Enfin, considérons; comme il convient désormais de le faire, le mouvement des « bonnets rouges » comme l'expression d'un réveil identitaire qui se confirme mais ne résout rien. Les Bretons qui furent les enfants gâtés de la République comme nous l'écrivions ici le 15 septembre (D'une région à l'autre, Quand la Bretagne doute d'elle-même) sont si fiers de leurs belles autoroutes nationales gratuites qu'ils n'en démordront pas... Mais le moment va venir où, à force de mélanger les genres, ils vont oublier de remettre leur modèle de développement à plat. A l'heure où la PAC change de cap, ils vont par exemple devoir repenser une part importante de leur agriculture. D'autres l'ont fait, le font et s'en sortent mieux.

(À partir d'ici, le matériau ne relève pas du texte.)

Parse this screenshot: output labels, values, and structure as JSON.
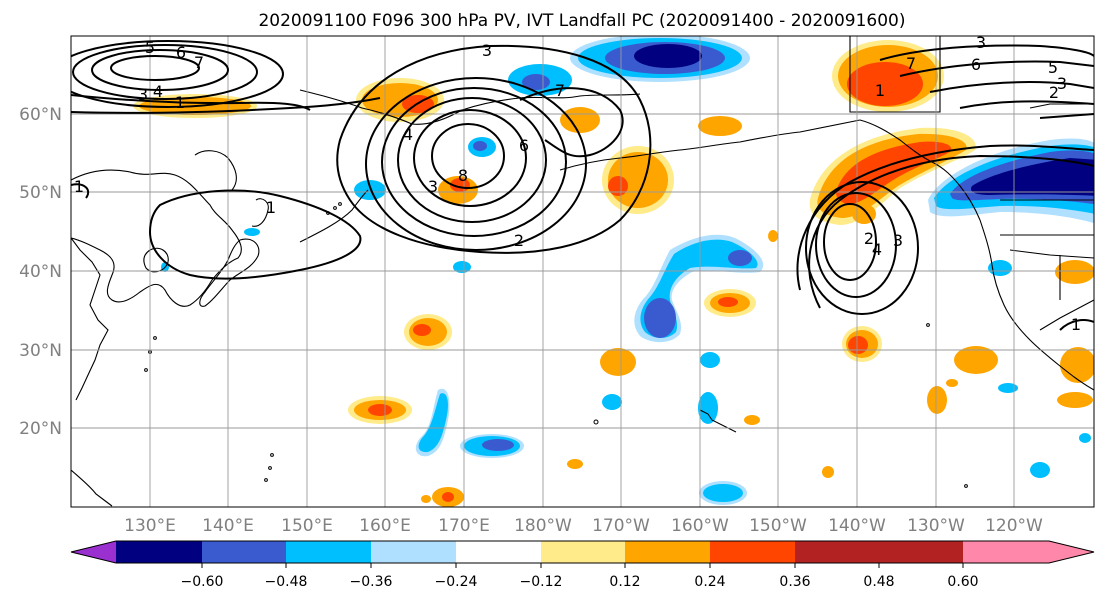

Ces France(s) en colère, très diverses, ont en commun, à y regarder de près, le sentiment que l'Europe leur complique la vie et que leur gouvernement ne fait rien pour l'en empêcher. Cette explication, extraordinairement simpliste et dans l'air du temps, ne peut pas faire l'économie d'un manque flagrant de mise en perspective, de mise en histoire, de ce qu'il faut bien appeler le destin d'une nation. La nôtre. La France est en panne d'horizon.
Prisonnier d'un slogan « le changement c'est maintenant » qui n'a vécu que le temps d'une campagne électorale, François Hollande ne parvient pas à donner du pays la vision que l'on attend d'un chef d'Etat. Inverser la courbe du chômage, ça ne peut pas être la parole qui porte loin; chacun comprend bien qu'on est, pour longtemps, dans les aléas de la reconstruction d'une économie aux bases solides. Sans doute faut-il avouer, une bonne fois pour toute, que la crise était beaucoup plus profonde qu'on ne l'imaginait, qu'elle réclamait des sacrifices, que le pays les consent bien tard mais que comme il est impossible d'y échapper il faut faire œuvre de plus de justice, fiscale assurément, mais aussi territoriale... Pensons à ces villes moyennes et petites, ici et là, qui souffrent et dont l'économie ne tient souvent qu'à un fil et que l'on traverse, l'âme en peine. Qui s'en préoccupe à l'heure où on ne pense qu'à renforcer les métropoles à vocation européenne. Là aussi, nous manquons de perspective et, pour tout dire, d'un Etat stratège qui s'appuierait sur les Régions.
Il faut, de toute urgence, rouvrir le chantier de l'aménagement du territoire et l'axer, comme l'Aquitaine le propose, autour de la relance organisée de la production.